Fish advisory - PCBs

Hudson River PCBs

Without effective action, the health risks and impacts to those living, working, and playing within the 200-mile stretch of the Hudson River PCBs Superfund Site will persist for generations to come

Between 1947 and 1977, General Electric (GE) dumped millions of pounds of polychlorinated biphenyls (PCBs) into the Hudson River from plants in Fort Edward and Hudson Falls, NY.
Not long after, in 1984, the U.S. Environmental Protection Agency (EPA) designated a 200-mile stretch of the Hudson, from Hudson Falls to the Battery in New York City, as a federal Superfund site. To this day, the Hudson River remains one of the largest Superfund sites in the country.
Despite GE dredging the river for more than five years, a significant amount of PCBs remain in the Hudson.
Dredging PCBs

Photo: Joseph Squillante

Also called “forever chemicals” due to the fact that they do not break down over time, PCBs are known to have severe negative health impacts in humans. In 1979, the U.S. banned the production, distribution, and use of PCBs due to their potential to cause cancer and harm the environment. The EPA also set strict regulations for their handling, storage, and disposal.

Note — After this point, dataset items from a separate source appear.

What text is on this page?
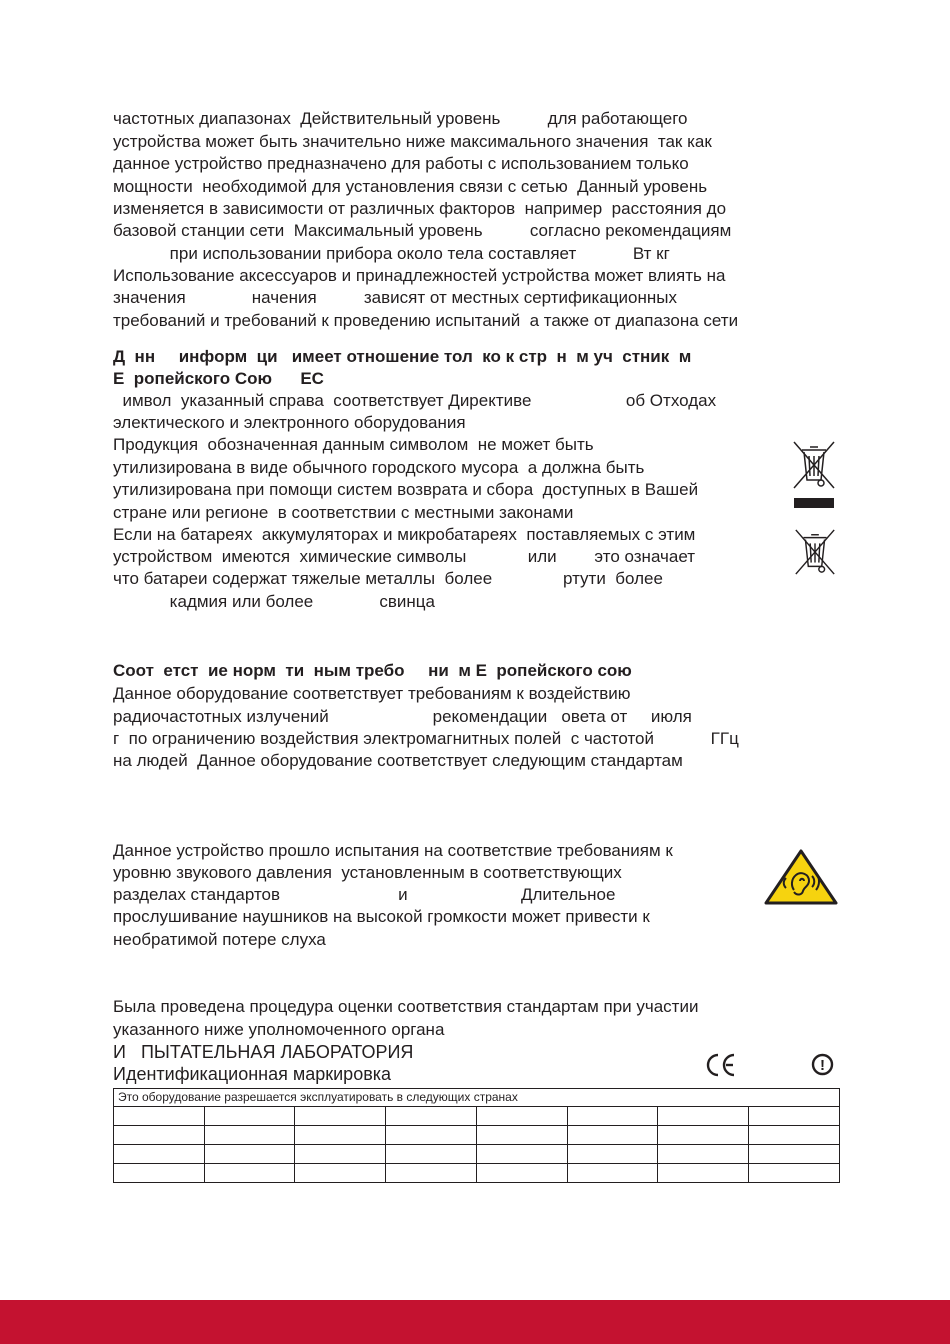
частотных диапазонах  Действительный уровень          для работающего

устройства может быть значительно ниже максимального значения  так как

данное устройство предназначено для работы с использованием только

мощности  необходимой для установления связи с сетью  Данный уровень

изменяется в зависимости от различных факторов  например  расстояния до

базовой станции сети  Максимальный уровень          согласно рекомендациям

при использовании прибора около тела составляет            Вт кг

Использование аксессуаров и принадлежностей устройства может влиять на

значения              начения          зависят от местных сертификационных

требований и требований к проведению испытаний  а также от диапазона сети

Д  нн     информ  ци   имеет отношение тол  ко к стр  н  м уч  стник  м

Е  ропейского Сою      ЕС

имвол  указанный справа  соответствует Директиве                    об Отходах

электического и электронного оборудования

Продукция  обозначенная данным символом  не может быть

утилизирована в виде обычного городского мусора  а должна быть

утилизирована при помощи систем возврата и сбора  доступных в Вашей

стране или регионе  в соответствии с местными законами

Если на батареях  аккумуляторах и микробатареях  поставляемых с этим

устройством  имеются  химические символы             или        это означает

что батареи содержат тяжелые металлы  более               ртути  более

кадмия или более              свинца

Соот  етст  ие норм  ти  ным требо     ни  м Е  ропейского сою

Данное оборудование соответствует требованиям к воздействию

радиочастотных излучений                      рекомендации   овета от     июля

г  по ограничению воздействия электромагнитных полей  с частотой            ГГц

на людей  Данное оборудование соответствует следующим стандартам

Данное устройство прошло испытания на соответствие требованиям к

уровню звукового давления  установленным в соответствующих

разделах стандартов                         и                        Длительное

прослушивание наушников на высокой громкости может привести к

необратимой потере слуха

Была проведена процедура оценки соответствия стандартам при участии

указанного ниже уполномоченного органа

И   ПЫТАТЕЛЬНАЯ ЛАБОРАТОРИЯ

Идентификационная маркировка

CE
!
Это оборудование разрешается эксплуатировать в следующих странах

Human consumption of PCBs can cause liver, kidney, and nervous system disorders, as well as developmental and reproductive abnormalities. PCBs have been proven to cause cancer in laboratory animals, and are classified by the EPA as probable human carcinogens.
PCBs enter the bodies of fish and small organisms from water, sediment, and from eating prey that have PCBs in their bodies. PCBs build up in fish and can reach levels hundreds of thousands of times higher than the levels in water. Larger, older fish will have had more time to accumulate more PCBs in their fat tissue. As a result, PCB concentrations increase along the food chain, together with their toxicity for both animals and humans, and people who eat fish may be exposed to PCBs that have bio-accumulated in the fish they are ingesting.
GE’s PCBs are still found at dangerous levels in sediment, water, and wildlife throughout the Hudson River ecosystem and remain a health hazard. All members of the public are advised not to eat any fish or crab from anywhere in the river from south of the Corinth Dam to the Federal Dam at Troy. South of the Federal Dam at Troy, the general population is advised to limit their consumption of fish and crabs, and it is strongly recommended that women under 50 and children under 15 (referred to as the sensitive population) do not eat any fish or crab from the Hudson.
Riverkeeper works with state and local health departments to issue advisories and engage in public outreach on fish consumption advisories, however EPA’s reliance on consumption restrictions to mitigate PCB impacts places a disproportionate burden on individuals in disadvantaged communities who rely on the fish as a food source. If effective action is not taken in the Hudson River to address PCB contamination, these injustices will persist for generations.
In 1976, the New York State Department of Environmental Conservation (NYSDEC) banned all fishing between Hudson Falls, NY and the Federal Dam at Troy, and banned the commercial fishing of virtually all the Hudson’s commercially viable species, including striped bass, eel, carp, catfish and perch south of the Federal Dam at Troy. Through its discharge of PCBs into the Hudson, GE effectively destroyed a fishing industry and river culture that has been a key economic support system for communities for centuries.
Through the wanton dumping of PCBs in the Hudson River, General Electric destroyed a centuries-old commercial fishing economy and way of life on the Hudson River. With the insufficient removal of those PCBs, they continue to threaten the health of residents who eat fish caught in the Hudson. It is high time to right this historic wrong.
Tracy Brown

Tracy Brown

President and Hudson Riverkeeper

Riverkeeper has been instrumental in the fight to hold GE accountable for its decades-long contamination of the Hudson, as well as the subsequent push to restore the Superfund site to a point where the waters are safe to fish.
Our founder, Bob Boyle, was among the first to alert the general public to the presence of GE’s PCBs in the Hudson.
Since the river was first declared a Superfund site, Riverkeeper has worked diligently to not let GE off the hook for the cleanup of its extensive PCB contamination through numerous legal actions, obtaining and submitting public comments, gathering and analyzing data, as well as performing public outreach.
We helped form a coalition, Friends of a Clean Hudson, alongside regional and national partners, dedicated to the restoration of the Hudson River through the aggressive removal of PCB-contaminated sediments.
In addition, we are an active member of the Hudson River PCBs Superfund Site Community Advisory Group, which offers EPA local community input on its cleanup plans.